There are more species on Earth than there are stars in our galaxy.

There are many species on Earth. Many types of living beings we know, and many more than not.

At least we can deduce it from the last studies. Every year we discover new species on Earth of different types and in different regions. And, despite the fact that the methods of discovery have improved and that there are more and more groups of researchers dedicated to it, we are still very far from reality.

So far that, according to a new study of the biologists of the Indiana University published in Proceedings of the National Academy of Sciences, right now so we only know one thousandth of 1% of the existing species on our planet (about 10 million species or more on the entire planet Earth). Their data indicates that this, in comparative terms to reality, is hardly a drop of water from all the ocean that make up the different species on Earth.

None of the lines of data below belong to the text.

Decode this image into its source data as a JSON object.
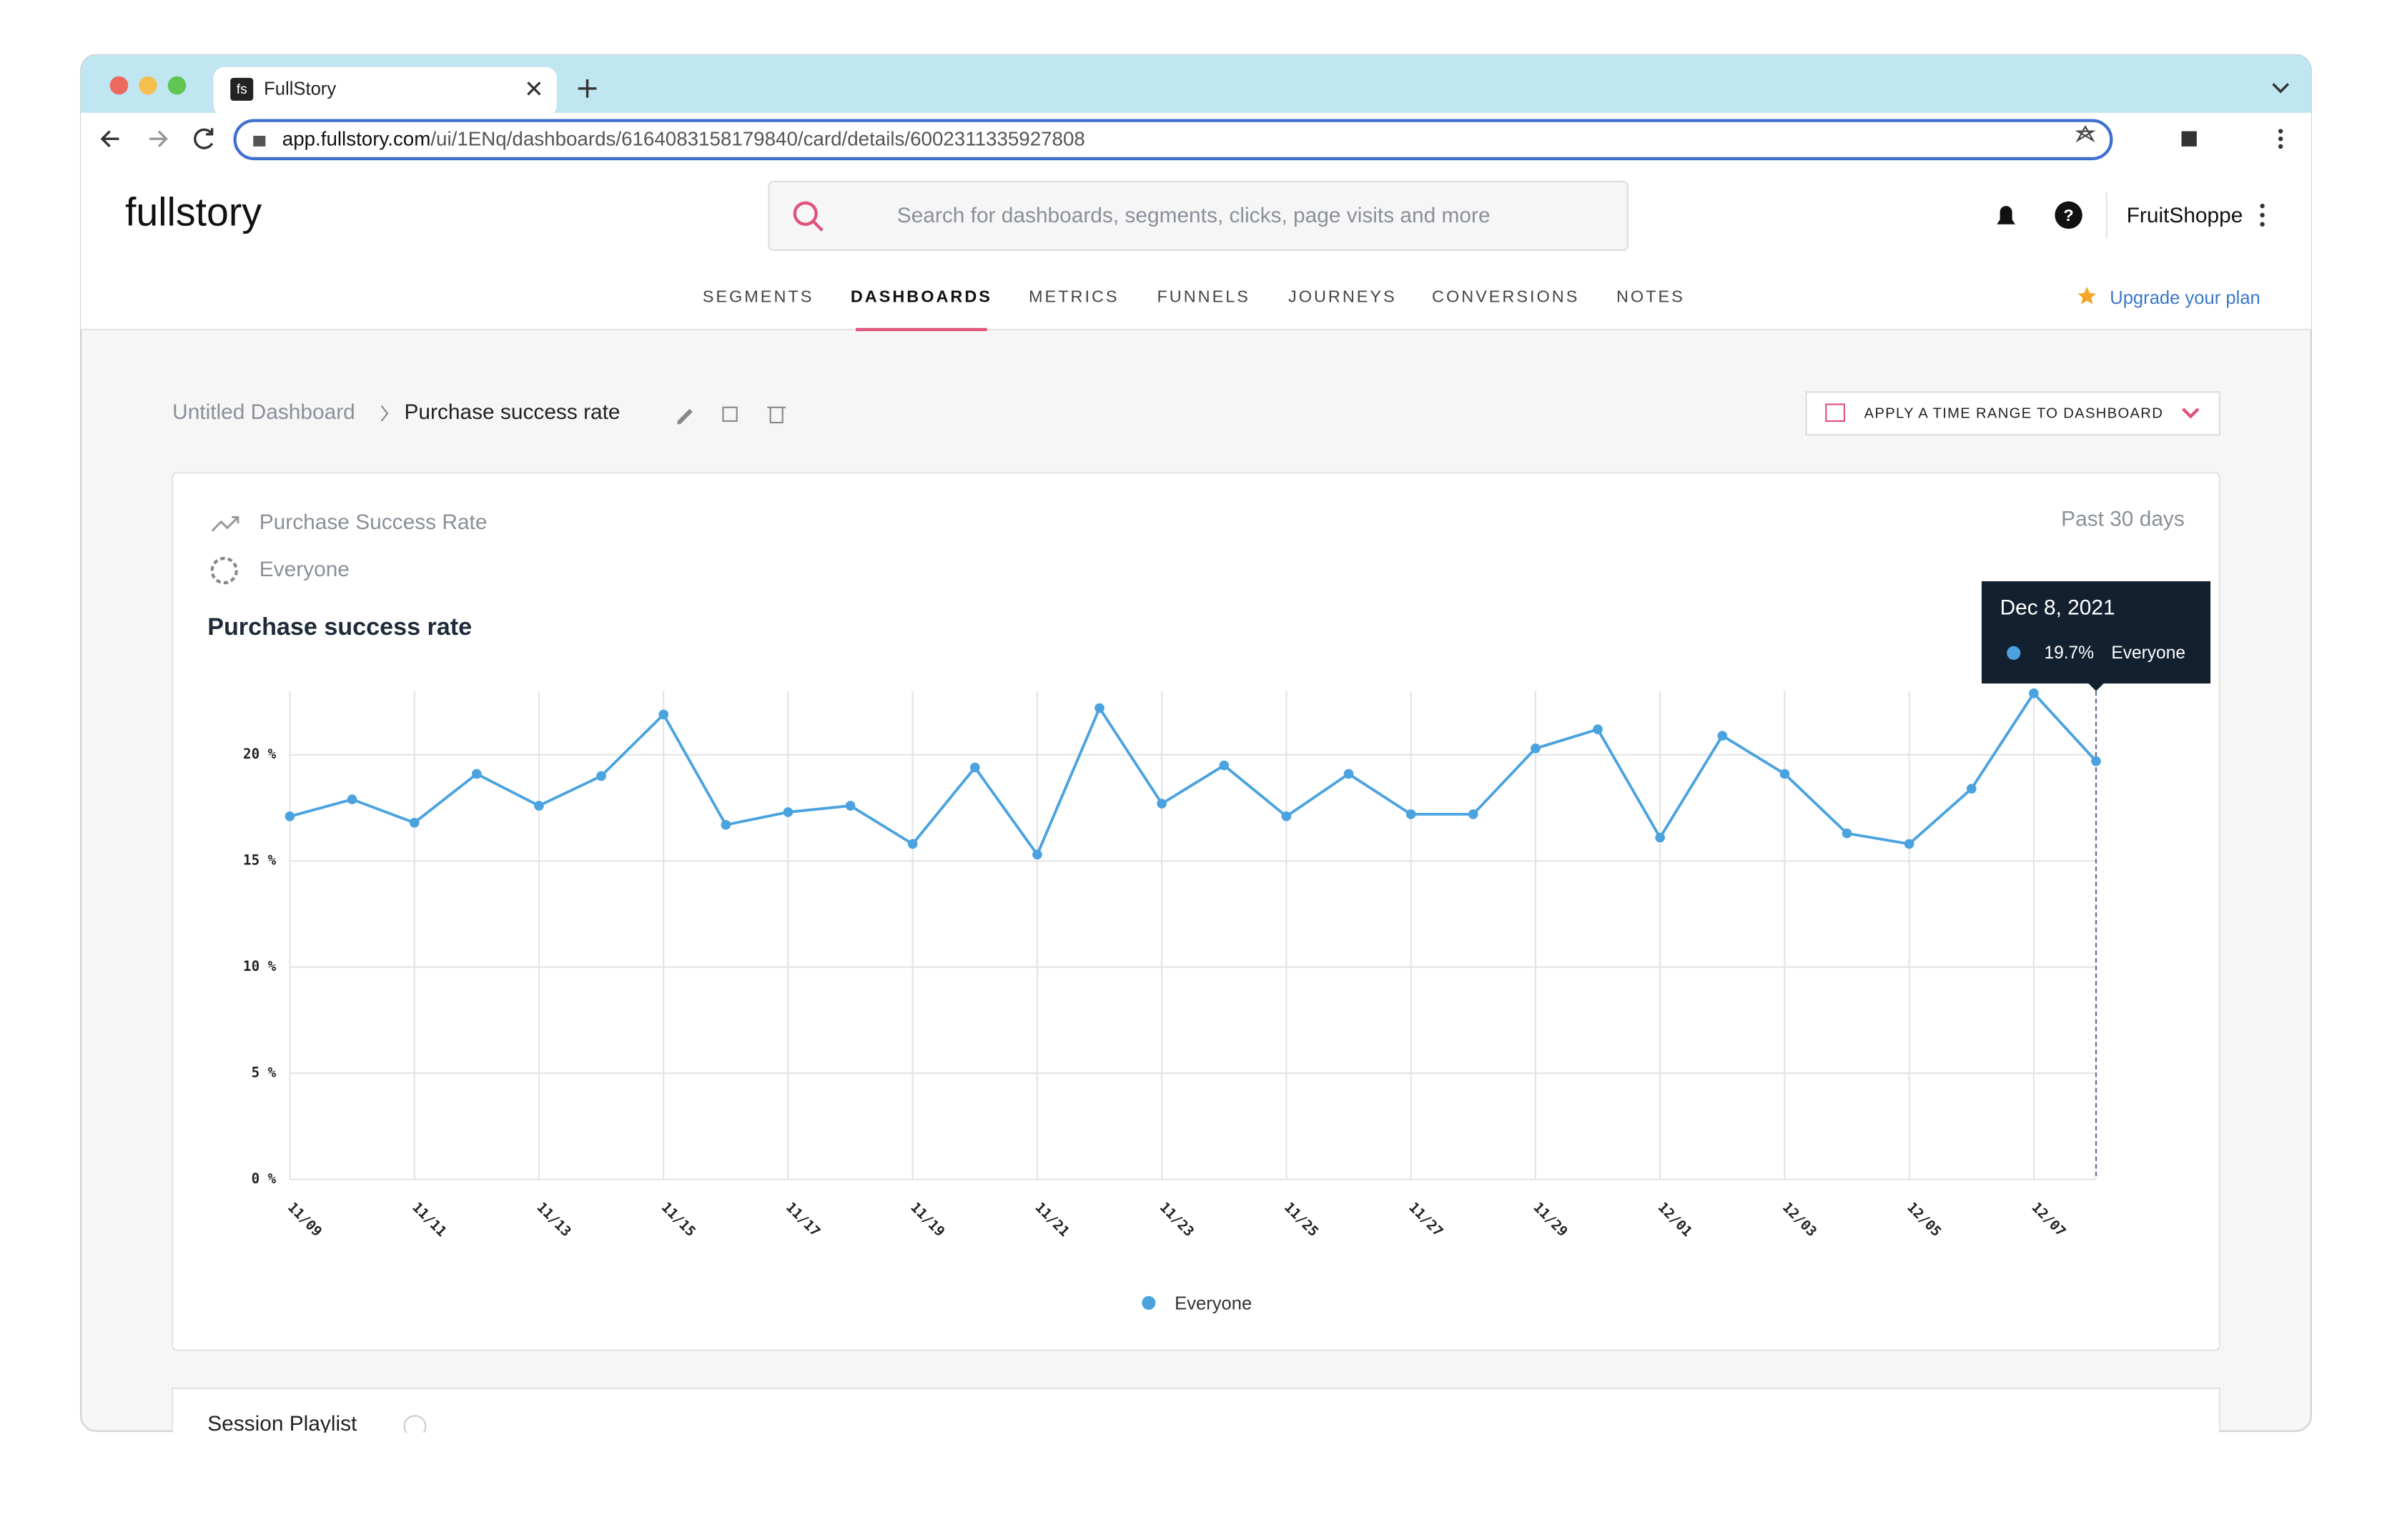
{
  "browser": {
    "tab_icon": "fs",
    "tab_title": "FullStory",
    "url_host": "app.fullstory.com",
    "url_path": "/ui/1ENq/dashboards/6164083158179840/card/details/6002311335927808"
  },
  "header": {
    "logo": "fullstory",
    "search_placeholder": "Search for dashboards, segments, clicks, page visits and more",
    "help": "?",
    "account": "FruitShoppe",
    "upgrade": "Upgrade your plan",
    "nav": [
      "SEGMENTS",
      "DASHBOARDS",
      "METRICS",
      "FUNNELS",
      "JOURNEYS",
      "CONVERSIONS",
      "NOTES"
    ]
  },
  "breadcrumb": {
    "parent": "Untitled Dashboard",
    "current": "Purchase success rate"
  },
  "time_range_button": "APPLY A TIME RANGE TO DASHBOARD",
  "card": {
    "metric": "Purchase Success Rate",
    "segment": "Everyone",
    "range": "Past 30 days"
  },
  "next_card": {
    "title": "Session Playlist"
  },
  "chart_data": {
    "type": "line",
    "title": "Purchase success rate",
    "categories": [
      "11/09",
      null,
      "11/11",
      null,
      "11/13",
      null,
      "11/15",
      null,
      "11/17",
      null,
      "11/19",
      null,
      "11/21",
      null,
      "11/23",
      null,
      "11/25",
      null,
      "11/27",
      null,
      "11/29",
      null,
      "12/01",
      null,
      "12/03",
      null,
      "12/05",
      null,
      "12/07",
      null
    ],
    "series": [
      {
        "name": "Everyone",
        "color": "#4aa3df",
        "values": [
          17.1,
          17.9,
          16.8,
          19.1,
          17.6,
          19.0,
          21.9,
          16.7,
          17.3,
          17.6,
          15.8,
          19.4,
          15.3,
          22.2,
          17.7,
          19.5,
          17.1,
          19.1,
          17.2,
          17.2,
          20.3,
          21.2,
          16.1,
          20.9,
          19.1,
          16.3,
          15.8,
          18.4,
          22.9,
          19.7
        ],
        "value_labels": [
          null,
          null,
          null,
          null,
          null,
          null,
          null,
          null,
          null,
          null,
          null,
          null,
          null,
          null,
          null,
          null,
          null,
          null,
          null,
          null,
          null,
          null,
          null,
          null,
          null,
          null,
          null,
          null,
          null,
          "19.7%"
        ]
      }
    ],
    "ylim": [
      0,
      23
    ],
    "yticks": [
      {
        "value": 0,
        "label": "0 %"
      },
      {
        "value": 5,
        "label": "5 %"
      },
      {
        "value": 10,
        "label": "10 %"
      },
      {
        "value": 15,
        "label": "15 %"
      },
      {
        "value": 20,
        "label": "20 %"
      }
    ],
    "grid": true,
    "legend": "bottom",
    "tooltip_title": "Dec 8, 2021"
  }
}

There are more species on Earth than stars in the Milky Way

In other words, and according to these researchers, there will be around a billion different species on planet Earth, more than all the known stars in our galaxy, the Milky Way (which are around 100-400 billion).

Their estimation has taken into account data analyzes that have taken into account not only the best known biological complexity, the mammals, but also the microbial level. At our scale there is little biodiversity in comparison, but in the world of bacteria numbers can be exorbitant. Currently, with the data in hand, more than 5.6 million species are known on Earth, adding up both the large species and the microscopic world; according to data from 35,000 places on the planet (except Antarctica).

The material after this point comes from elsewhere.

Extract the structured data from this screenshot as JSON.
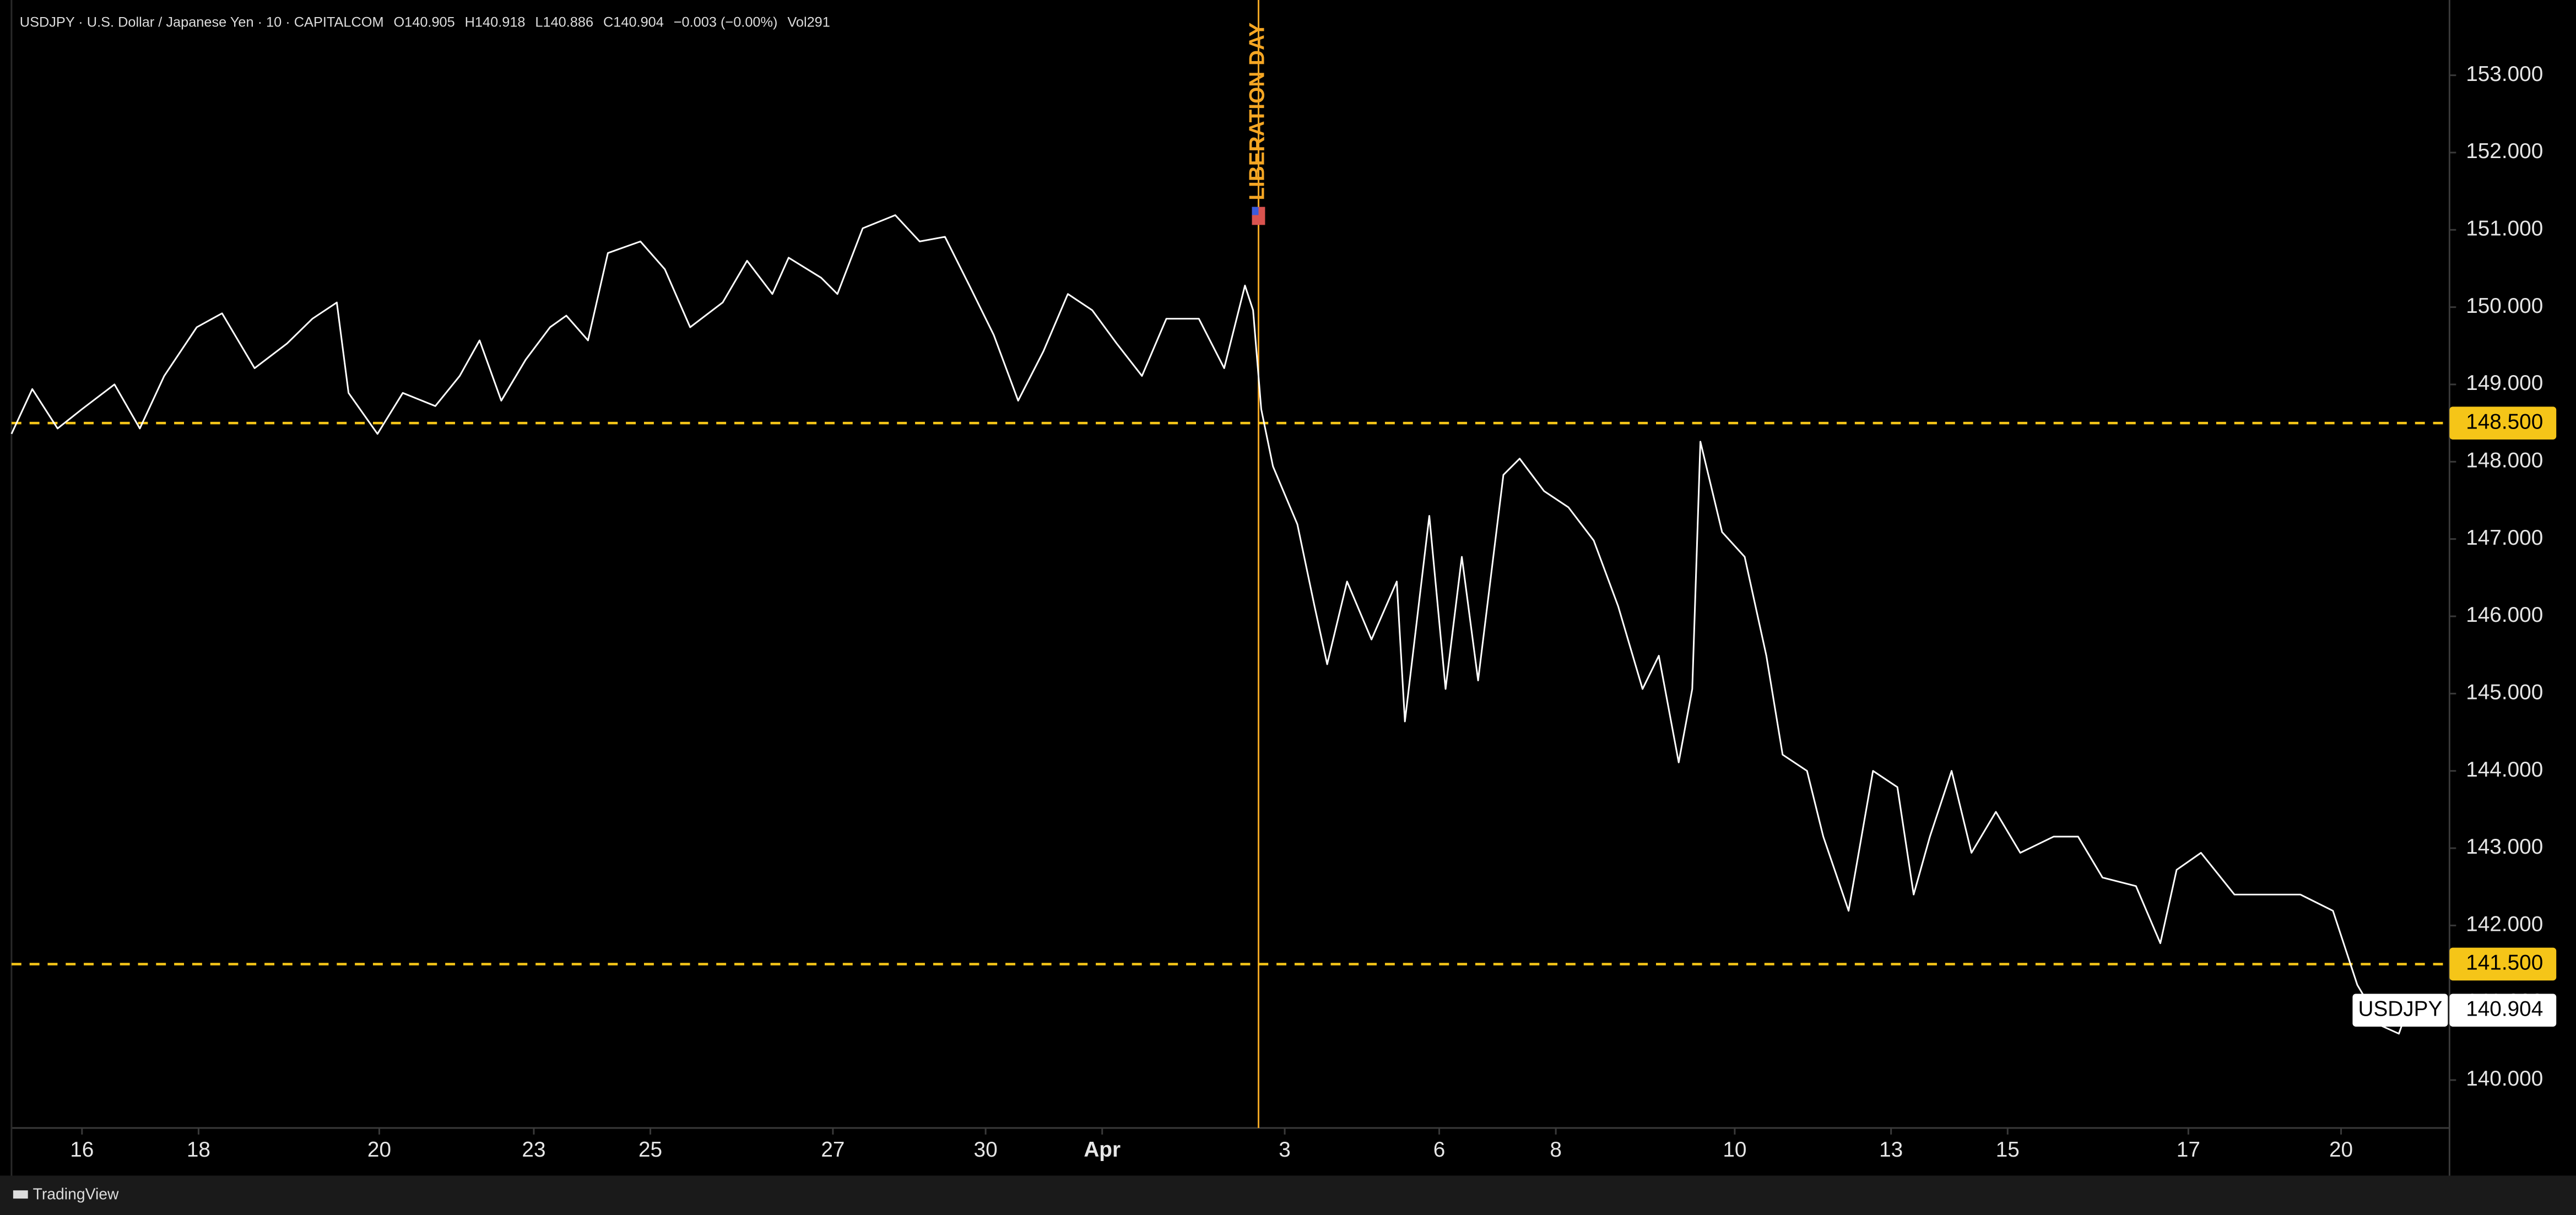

After analyzing all this maremagnum data, it was found that many previous estimates of biodiversity had underestimated the value of microorganisms, which have been studied in greater depth in recent years.

The problem of trying to count all species on Earth

Obviously try counting each and every species on Earth is a complicated and almost impossible task that requires applying different laws of biological scale. In addition, as we mentioned earlier, each year many new species are described and many others become extinct. Still, biologists at Indiana University have attempted to use all available data to develop a trend in species form and abundance, taking into account the number of individual organisms per species and using scales of biodiversity.

Their data augurs that it is possible that on Earth there are a billion microbial species, something striking if we consider that less than 10 million microorganisms have been identified today, and about 10,000 of these microorganisms have been cultivated in the laboratory; and another 100,000 still have not been classified by scientists. Imagine what it would cost to sort the (alleged) remaining 999 million missing species, according to your calculations.